Tight race for Odinga, Uhuru as Kenyan polls near - survey
Posted Friday, February 22 2013 at 02:00
Race to State House. A poll conducted by Nation Media Group shows that the two candidates are in a range as close as that in 2007, and could see a run-off election.
Presidential candidates Uhuru Kenyatta and Raila Odinga are locked in a statistical dead-heat, new opinion polls have shown. The two are fighting a race that is possibly as close as 2007, according to three opinion polls commissioned by the Nation Media Group.
In data collected between February 14 and February 17, registered voters were asked whom they would vote for if the election were held on that day.
According to Strategic Research, 44.4 per cent said they would vote for Mr Odinga while 43.9 per cent said they would back Mr Kenyatta.
Mr Musalia Mudavadi of Amani coalition had the backing of 6.4 per cent of the respondents, Mr Peter Kenneth of the Eagle coalition was backed by 2.8 per cent, while Ms Martha Karua of Narc Kenya 1.9 per cent.
None of the remaining three presidential candidates was supported by more than one per cent of interviewees.
Prof. James ole Kiyiapi of Restore and Build Kenya got 0.3 per cent, Mr Mohammed Abduba Dida of the Alliance for Real Change got 0.2 per cent and Mr Paul Muite of Safina 0.1 per cent.
The survey was conducted in 33 counties and had a margin of error of +/-2 with a confidence level of 95 per cent.
Consumer Insight put the same question to voters on the same dates and reported that 45 per cent backed Mr Odinga while Mr Kenyatta was supported by 43 per cent.
Mr Mudavadi was the choice of five per cent of those interviewed, while Mr Kenneth got three per cent and Ms Karua had the support of one per cent. Two per cent of those interviewed were undecided.
Infotrak Research and Consulting reported 45.9 per cent of the voters interviewed backed Mr Odinga, and 44.4 per cent supported Mr Kenyatta.
Mr Mudavadi was third with six per cent followed by Mr Kenneth at 1.9 per cent, Prof Kiyiapi (0.3 per cent), Ms Karua (0.2 per cent) and Mr Dida with 0.1 per cent. Mr Muite had no significant scores in the Infotrak poll.
However, 1.2 per cent of the voters interviewed said they were yet to make up their minds.
However, had the election been conducted during the survey period, none of the candidates would have the support of 50 per cent of the 14.3 million registered voters required for a first round win.
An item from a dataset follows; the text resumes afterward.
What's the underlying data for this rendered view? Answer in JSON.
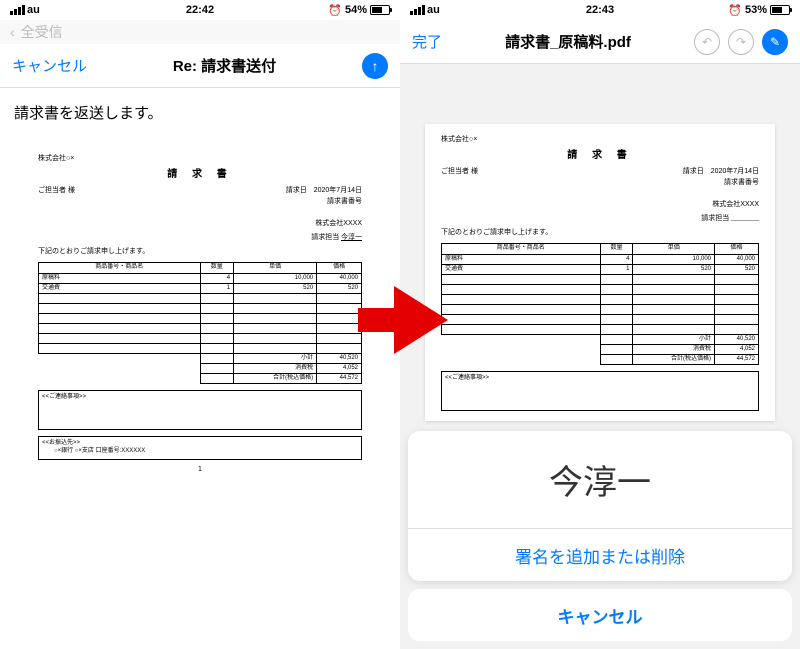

Therefore, all things being equal, unless either Mr Odinga or Mr Kenyatta makes serious gains, State House will not have a new tenant until after a run-off in April.
The Constitution says a presidential candidate must garner at least 25 per cent of the votes in 24 of the 47 counties to qualify for the highest political office, a condition only Mr Kenyatta and Mr Odinga meet, according to the polls.
The Constitution directs that the second round of the polls, involving the top two candidates in the first round, should be held within 30 days after the March 4 General Election.
Two pollsters – Strategic and Infotrak – reported that Mr Odinga was the most popular candidate in Nairobi, Kenya’s capital, while Consumer Insight put Mr Odinga behind Mr Kenyatta with a gap of two per cent.
Infotrak went a step further and sought to know from respondents how the popularity of the candidates had been affected by the chaotic nominations held a month ago.
The results showed that Mr Kenyatta gained by 6.7 per cent while Mr Odinga lost by 1.5 per cent. The change could also be as a result of the aggressive campaigns that the Jubilee Coalition has been conducting since the nominations, Mr Kenyatta’s performance in the presidential debate where he was rated in other opinion polls as the best performer and the High Court ruling which essentially threw out a case seeking to stop him and his running mate, Mr William Ruto, from contesting in the General Election.
US president Barrack Obama’s statement that the US does not support any candidate in the election could have solidified Mr Kenyatta’s support, but then the diplomatic cautions about electing suspects of crimes against humanity may also have slowed support for the Jubilee Coalition.